Gang Tao received his B.S. (EE) degree from University of Science and Technology of China in 1982, M.S. (EE, CpE and APMA) degrees and Ph.D. (EE) degree from University of Southern California during 1984-1989. He worked in the areas of adaptive control, with particular interests in adaptive control of systems with multiple inputs and multiple outputs and with nonsmooth nonlinearities and actuator failures, in stability and robustness of adaptive control systems, and in passivity characterizations of control systems. His publications include the 2003 Wiley textbook "Adaptive Control Design and Analysis" (by Gang Tao), the 1996 Wiley book "Adaptive Control of Systems with Actuator and Sensor Nonlinearities" (by Gang Tao and Petar Kokotovic), the 2004 Springer book "Adaptive Control of Systems with Actuator Failures" (by Gang Tao, Shuhao Chen, Xidong Tang and Suresh M. Joshi), the 2003 Springer book "Control of Sandwich Nonlinear Systems" (by Avinash Taware and Gang Tao), the 2001 Springer book "Adaptive Control of Nonsmooth Dynamic Systems" (edited by Gang Tao and Frank Lewis), the 2009 book "Advances in Control Systems Theory and Applications" (edited by Gang Tao and Jing Sun), and over 320 technical papers and book chapters. Recently he has been working on adaptive control of systems with uncertain actuator failures and actuator nonlinearities, with structural damage and sensor uncertainties and failures, for aircraft and spacecraft flight control applications.

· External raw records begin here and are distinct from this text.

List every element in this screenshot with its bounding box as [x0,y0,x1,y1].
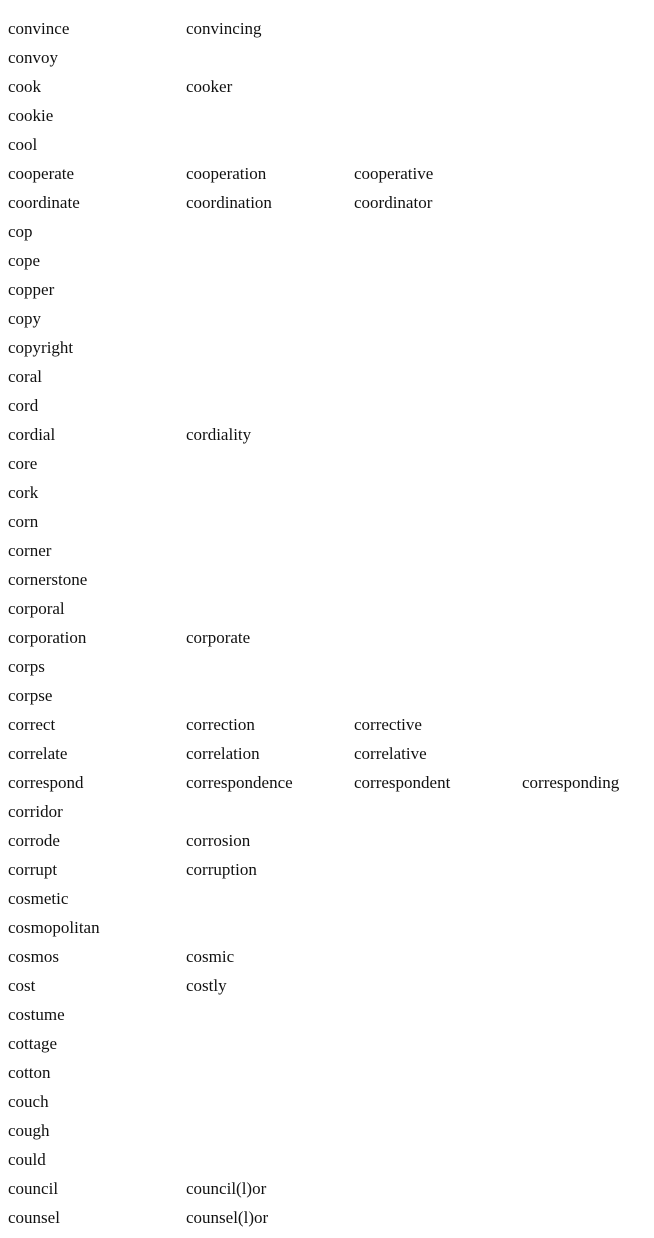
derived-word: cooperation [186,164,267,183]
headword: cool [8,135,38,154]
headword: cough [8,1121,50,1140]
headword: cornerstone [8,570,88,589]
headword: cooperate [8,164,75,183]
headword: correct [8,715,56,734]
headword: corps [8,657,45,676]
derived-word: cordiality [186,425,252,444]
headword: cookie [8,106,54,125]
derived-word: corrosion [186,831,251,850]
headword: corn [8,512,39,531]
headword: copy [8,309,42,328]
headword: correlate [8,744,68,763]
derived-word: cooker [186,77,233,96]
derived-word: corrective [354,715,422,734]
derived-word: correlative [354,744,427,763]
headword: core [8,454,38,473]
headword: council [8,1179,59,1198]
headword: cosmopolitan [8,918,100,937]
headword: cottage [8,1034,58,1053]
headword: corner [8,541,52,560]
headword: corrupt [8,860,58,879]
headword: cordial [8,425,56,444]
headword: corpse [8,686,53,705]
derived-word: council(l)or [186,1179,267,1198]
derived-word: corporate [186,628,251,647]
headword: copyright [8,338,74,357]
derived-word: costly [186,976,227,995]
derived-word: convincing [186,19,262,38]
derived-word: counsel(l)or [186,1208,269,1227]
headword: corrode [8,831,60,850]
headword: counsel [8,1208,60,1227]
headword: cook [8,77,42,96]
headword: cork [8,483,39,502]
headword: corporal [8,599,65,618]
headword: coordinate [8,193,80,212]
headword: cosmos [8,947,59,966]
headword: cop [8,222,33,241]
headword: correspond [8,773,84,792]
derived-word: corruption [186,860,257,879]
headword: costume [8,1005,65,1024]
derived-word: correspondent [354,773,451,792]
derived-word: correspondence [186,773,293,792]
derived-word: coordinator [354,193,433,212]
headword: corporation [8,628,87,647]
headword: copper [8,280,55,299]
derived-word: corresponding [522,773,620,792]
headword: cotton [8,1063,51,1082]
derived-word: cosmic [186,947,235,966]
derived-word: cooperative [354,164,434,183]
headword: corridor [8,802,63,821]
headword: convince [8,19,70,38]
headword: could [8,1150,46,1169]
headword: convoy [8,48,59,67]
headword: cosmetic [8,889,69,908]
headword: cope [8,251,41,270]
headword: cord [8,396,39,415]
derived-word: correlation [186,744,260,763]
headword: coral [8,367,42,386]
headword: cost [8,976,36,995]
headword: couch [8,1092,49,1111]
derived-word: correction [186,715,255,734]
derived-word: coordination [186,193,272,212]
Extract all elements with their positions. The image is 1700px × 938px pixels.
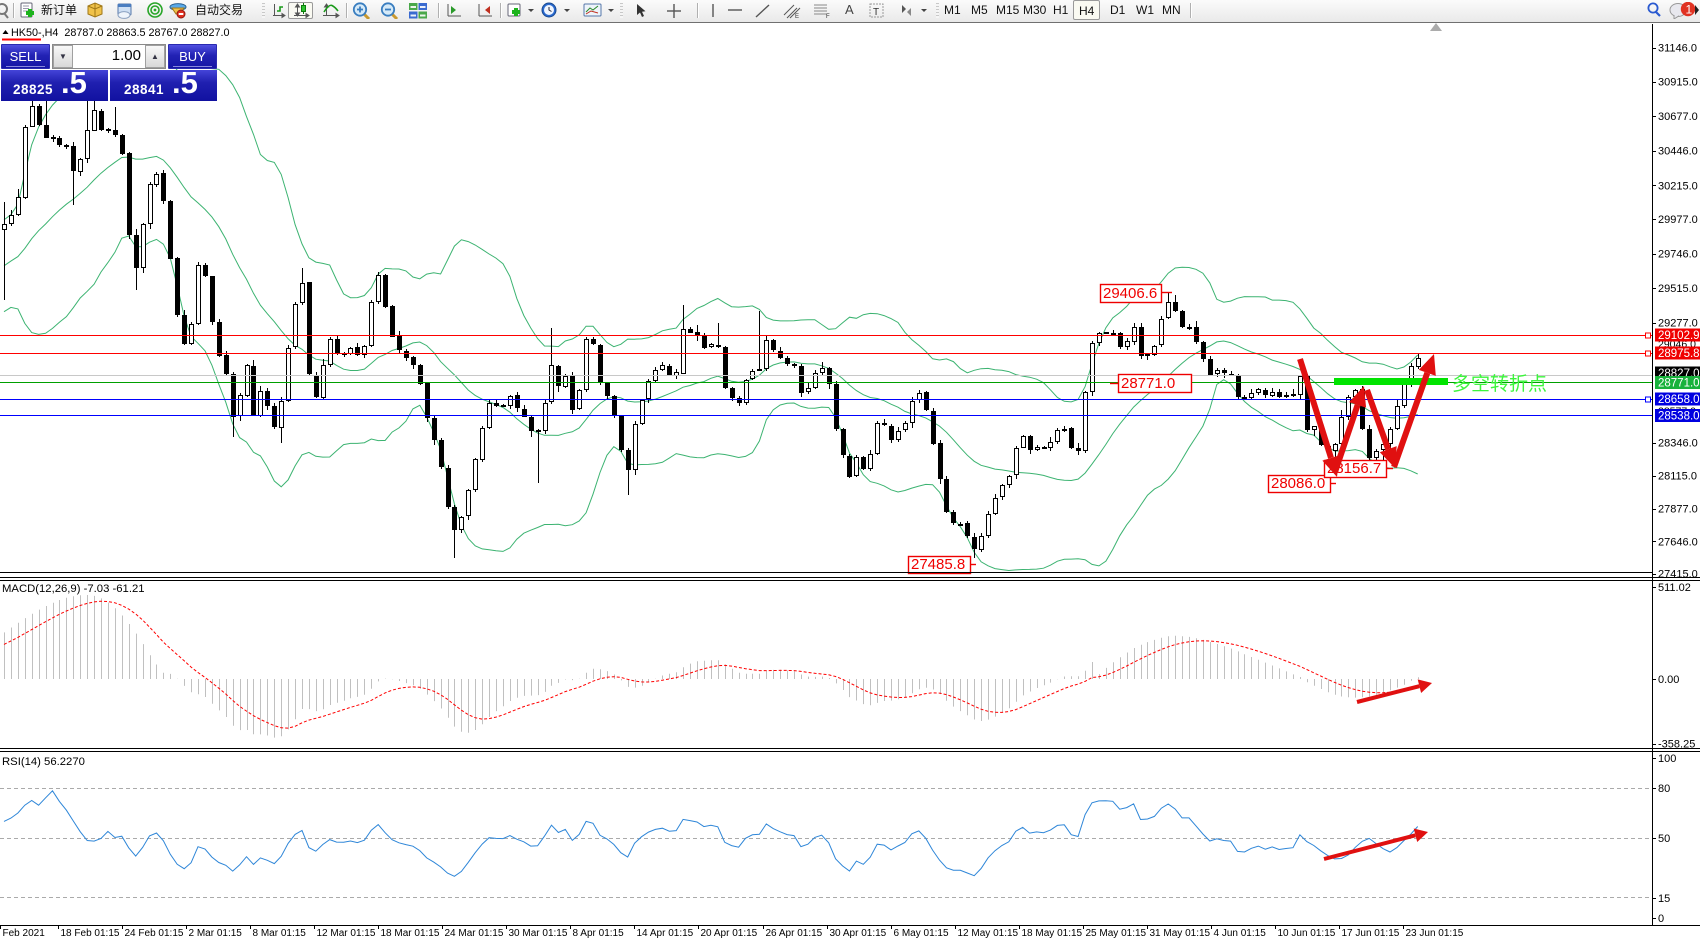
svg-text:30215.0: 30215.0 bbox=[1658, 180, 1698, 192]
svg-text:29746.0: 29746.0 bbox=[1658, 249, 1698, 261]
svg-text:80: 80 bbox=[1658, 783, 1670, 795]
svg-text:24 Feb 01:15: 24 Feb 01:15 bbox=[125, 928, 184, 938]
svg-text:30915.0: 30915.0 bbox=[1658, 77, 1698, 89]
svg-text:29277.0: 29277.0 bbox=[1658, 318, 1698, 330]
svg-text:6 May 01:15: 6 May 01:15 bbox=[894, 928, 949, 938]
svg-text:27485.8: 27485.8 bbox=[911, 556, 965, 573]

He is an associate editor for Automatica and a subject editor for International Journal of Adaptive Control and Signal Processing (for which he was a guest editor for a 1997 special issue on Adaptive Systems with Nonsmooth Nonlinearities). He was an associate editor for IEEE Trans. on Automatic Control from 1996 to 1999. He organized and chaired the 2001 International Symposium on Adaptive and Intelligent Systems and Control, held in Charlottesville, Virginia, and organized invited sessions for 1996 IEEE CDC and 1999 IEEE CCA on adaptive control of systems with nonsmooth nonlinearities. He served on numerous international conferences' technical and advisory committees and as Technical Conference Chair for IEEE SoutheastCon 2007.
He is a Fellow of IEEE.
Adaptive Fault Accommodation Based Resilient Control Systems
Resilience, literally, is the ability to recover readily from illness, depression or adversity. For control systems, illness, depression or adversity can be faults, disturbances or uncertainties, so one may define resilience as the system's ability to accommodate its faults, disturbances and uncertainties. The goal of resilient control is to increase the control system resilience for performance guarantees under such adverse circumstances. Recently, the developments of new concepts, theory and techniques of resilient control systems have been an important research focus of major practical urgency.
System faults such as component damage, actuator and sensor failures, can cause large system structural and parametric uncertainties which may impose challenges to existing feedback control design methods. For performance-critical and emerging control system applications (such as aircraft and spacecraft flight control, MEM actuators and sensor networks, cyber physical systems, multi-agents, smart grids), a key demand on fault accommodation is that, in addition to stability, certain desired system performance such as tracking or optimality is still ensured despite system faults. Thus, a resilient control system is required to have the capacity to maintain desired performance in the presence of uncertain and multiple faults. Some existing control methods cannot meet such a requirement. New resilient control theory and techniques need to be developed to meet the new control demands.
In this talk, we demonstrate how adaptive control techniques are used to increase system resilience to overcome the effects of uncertain actuator failures and structural damage, by adaptively compensating such failures and damage, to meet the desired system performance. We also show how adaptive control designs are expanded to accommodate multiple uncertain system faults, by using an adaptive multi-design integration based resilient control strategy.
To deal with unknown structural variations caused by multiple faults, multiple controllers may have to be used. A multiple-model controller works well if it is properly parametrized and its control switching mechanism is properly designed, and adaptation is needed if there are system uncertainties. To deal with multiple faults, multi-structure controller parametrizations are used, each corresponding to a fault pattern, and to improve system performance, a multiple-group based multiple-model control method is employed. To ensure desired system performance, adaptive multi-design integration based control schemes can be used, as effective designs for resilient control systems.
We will present several new adaptive multiple-model control schemes and adaptive multi-design integration control schemes, which are capable of handling different types of faults and uncertainties, by using either a single reference model system, a set of reference model systems, or a set of multi-structure controllers, to achieve desired closed-loop system parametrization and adaptation. We will show the desired performance of such schemes when applied to aircraft flight control system models. We will also discuss some related technical issues in such an adaptive framework for resilient control systems.